电子学报 ›› 2016, Vol. 44 ›› Issue (12): 3020-3025.DOI: 10.3969/j.issn.0372-2112.2016.12.029

• 学术论文 • 上一篇    下一篇

球型机器人状态方程直接积分解法

曹少中, 赵伟   

  1. 北京印刷学院高端印刷装备信号与信息处理北京市重点实验室, 北京 102600
  • 收稿日期:2015-12-07 修回日期:2016-03-13 出版日期:2016-12-25
    • 作者简介:
    • 曹少中,男,1965年2月生于河北保定,博士,2005年毕业于北京理工大学信息工程学院,现为北京印刷学院信息工程学院教授.主要研究方向为非线性系统理论,机器人控制理论.E-mail:caoshaozhong@bigc.edu.cn;赵伟,男,1983年9月出生,山东泰安人,博士,2015年于北京邮电大学自动化学院获得工学博士学位.现为北京印刷学院信息工程学院讲师.主要研究方向为机器人技术.E-mail:zhaoweihu@163.com
    • 基金资助:
    • 国家自然科学基金 (No.61272030,No.61472461)

Direct-Integrating Approach for Solving State Equation of the Mechanics Model of Spherical Robot

CAO Shao-zhong, ZHAO Wei   

  1. Beijing Key Laboratory of Signal and Information Processing for High-end Printing Equipment, Beijing Institute of Graphic Communication, Beijing 102600, China
  • Received:2015-12-07 Revised:2016-03-13 Online:2016-12-25 Published:2016-12-25

摘要:

非线性系统分析的核心归结为系统状态方程的求解问题,对于一般非线性控制系统,通过引入由状态量、控制量与自变量时间坐标构成的“广义状态空间”,在广义状态空间一点将方程的右端展开为时间的Taylor级数,进一步直接积分获得非线性控制系统状态方程关于自变量时间的级数解.以球型机器人这种存在耦合的非线性系统为例,设计一种自适应滑模控制器,利用本文提出的解法得出了控制量与输出量的解析解,并仿真验证了方法的正确性.

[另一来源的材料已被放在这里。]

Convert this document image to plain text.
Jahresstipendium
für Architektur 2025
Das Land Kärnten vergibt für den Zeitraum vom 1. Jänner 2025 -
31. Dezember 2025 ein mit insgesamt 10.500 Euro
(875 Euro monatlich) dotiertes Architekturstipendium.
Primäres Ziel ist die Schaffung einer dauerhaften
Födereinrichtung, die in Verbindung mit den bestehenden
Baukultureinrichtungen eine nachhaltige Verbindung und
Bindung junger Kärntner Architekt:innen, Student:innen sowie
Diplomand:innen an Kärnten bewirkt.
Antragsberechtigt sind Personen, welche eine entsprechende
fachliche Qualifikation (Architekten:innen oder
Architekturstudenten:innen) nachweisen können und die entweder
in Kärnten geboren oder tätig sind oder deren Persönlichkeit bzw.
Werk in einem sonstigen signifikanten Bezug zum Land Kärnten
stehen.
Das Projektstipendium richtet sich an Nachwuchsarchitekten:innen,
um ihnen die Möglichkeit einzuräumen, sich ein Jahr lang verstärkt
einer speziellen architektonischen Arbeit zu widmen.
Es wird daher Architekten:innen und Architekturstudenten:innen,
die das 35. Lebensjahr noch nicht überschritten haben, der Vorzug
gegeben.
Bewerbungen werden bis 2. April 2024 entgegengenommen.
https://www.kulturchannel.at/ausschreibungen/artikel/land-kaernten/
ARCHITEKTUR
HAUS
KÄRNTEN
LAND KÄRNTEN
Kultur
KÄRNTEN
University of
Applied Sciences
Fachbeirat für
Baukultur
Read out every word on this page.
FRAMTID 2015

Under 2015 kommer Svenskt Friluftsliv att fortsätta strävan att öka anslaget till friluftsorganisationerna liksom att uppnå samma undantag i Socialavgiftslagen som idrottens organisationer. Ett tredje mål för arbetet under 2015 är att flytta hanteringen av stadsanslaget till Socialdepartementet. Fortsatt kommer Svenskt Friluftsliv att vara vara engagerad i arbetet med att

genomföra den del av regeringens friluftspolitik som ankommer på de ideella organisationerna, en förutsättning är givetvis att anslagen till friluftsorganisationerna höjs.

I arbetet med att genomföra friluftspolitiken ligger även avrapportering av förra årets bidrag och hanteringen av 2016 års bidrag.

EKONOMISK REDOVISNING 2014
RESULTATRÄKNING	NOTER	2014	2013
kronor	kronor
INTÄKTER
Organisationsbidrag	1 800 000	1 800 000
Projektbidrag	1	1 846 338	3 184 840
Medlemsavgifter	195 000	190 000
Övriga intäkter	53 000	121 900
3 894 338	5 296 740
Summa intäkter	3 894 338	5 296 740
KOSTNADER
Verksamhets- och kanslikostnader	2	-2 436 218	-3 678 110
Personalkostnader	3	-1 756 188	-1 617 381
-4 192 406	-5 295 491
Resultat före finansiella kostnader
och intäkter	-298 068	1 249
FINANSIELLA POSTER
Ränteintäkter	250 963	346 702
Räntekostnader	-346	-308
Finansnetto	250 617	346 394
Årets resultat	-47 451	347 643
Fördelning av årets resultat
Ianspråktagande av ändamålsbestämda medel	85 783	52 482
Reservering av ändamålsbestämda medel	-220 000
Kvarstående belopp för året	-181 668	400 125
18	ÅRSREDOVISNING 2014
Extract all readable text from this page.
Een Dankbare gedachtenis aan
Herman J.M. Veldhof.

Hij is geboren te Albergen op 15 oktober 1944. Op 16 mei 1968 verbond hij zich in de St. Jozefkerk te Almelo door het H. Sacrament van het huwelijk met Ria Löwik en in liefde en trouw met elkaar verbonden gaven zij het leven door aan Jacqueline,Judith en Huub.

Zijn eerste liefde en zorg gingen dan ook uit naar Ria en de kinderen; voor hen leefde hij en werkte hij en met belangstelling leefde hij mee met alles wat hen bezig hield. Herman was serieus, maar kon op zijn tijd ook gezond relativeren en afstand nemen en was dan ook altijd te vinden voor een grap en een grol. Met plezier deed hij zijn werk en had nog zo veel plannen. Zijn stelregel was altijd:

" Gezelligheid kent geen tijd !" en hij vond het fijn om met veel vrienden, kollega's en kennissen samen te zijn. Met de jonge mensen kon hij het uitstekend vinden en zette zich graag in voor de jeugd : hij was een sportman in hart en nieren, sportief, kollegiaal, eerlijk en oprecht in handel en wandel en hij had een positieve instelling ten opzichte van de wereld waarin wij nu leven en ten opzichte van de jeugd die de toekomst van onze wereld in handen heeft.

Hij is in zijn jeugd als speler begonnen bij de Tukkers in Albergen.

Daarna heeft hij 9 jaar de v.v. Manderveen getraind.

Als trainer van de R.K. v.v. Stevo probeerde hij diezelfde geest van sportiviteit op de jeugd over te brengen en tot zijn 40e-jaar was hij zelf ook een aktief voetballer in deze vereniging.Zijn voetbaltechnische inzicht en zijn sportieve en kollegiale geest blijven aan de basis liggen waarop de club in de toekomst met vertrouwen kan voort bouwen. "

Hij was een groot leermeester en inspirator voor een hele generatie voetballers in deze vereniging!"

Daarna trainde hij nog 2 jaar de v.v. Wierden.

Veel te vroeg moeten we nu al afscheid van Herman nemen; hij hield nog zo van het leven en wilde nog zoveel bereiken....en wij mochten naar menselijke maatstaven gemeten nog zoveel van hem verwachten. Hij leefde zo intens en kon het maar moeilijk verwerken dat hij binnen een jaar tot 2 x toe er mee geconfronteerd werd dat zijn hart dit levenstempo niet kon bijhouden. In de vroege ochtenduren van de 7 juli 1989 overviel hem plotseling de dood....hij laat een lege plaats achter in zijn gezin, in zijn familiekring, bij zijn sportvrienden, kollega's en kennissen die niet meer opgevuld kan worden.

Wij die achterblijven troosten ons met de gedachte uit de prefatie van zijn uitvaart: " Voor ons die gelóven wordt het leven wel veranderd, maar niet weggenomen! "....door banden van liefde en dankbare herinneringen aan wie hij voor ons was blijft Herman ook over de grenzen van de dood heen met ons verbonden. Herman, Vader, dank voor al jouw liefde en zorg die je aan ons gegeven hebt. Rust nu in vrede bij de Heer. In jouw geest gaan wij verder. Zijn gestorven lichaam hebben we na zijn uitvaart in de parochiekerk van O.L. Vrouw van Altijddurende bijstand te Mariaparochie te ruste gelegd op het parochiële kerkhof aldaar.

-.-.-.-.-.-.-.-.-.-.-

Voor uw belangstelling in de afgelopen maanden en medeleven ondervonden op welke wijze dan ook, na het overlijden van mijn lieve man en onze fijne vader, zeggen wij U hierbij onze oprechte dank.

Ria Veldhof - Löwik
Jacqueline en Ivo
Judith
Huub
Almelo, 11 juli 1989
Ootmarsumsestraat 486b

关键词: 球型机器人, 滑膜控制, 非线性控制系统, 状态方程, 直接积分

Abstract:

The kernel of nonlinear system analysis is the solving of system state equation.Therefore,for a general nonlinear control system,the concept of general time-state space comprising of state variables,control variable,and time t is introduced.In order to solve the state equation of nonlinear control systems,at the operation point of general time-state space,the right side of the state equation can be expanded as Taylor series about time.Then the series solution of the nonlinear control state equation,for which the solution is expressed in time series,can be obtained by using direct-integrating approach.Sliding mode controller is established to control the typical coupling nonlinear system model of the spherical robot.Then we obtain the analytical solution of control and controlled variable by the direct-integrating method.The validity of this method is verified by experiment.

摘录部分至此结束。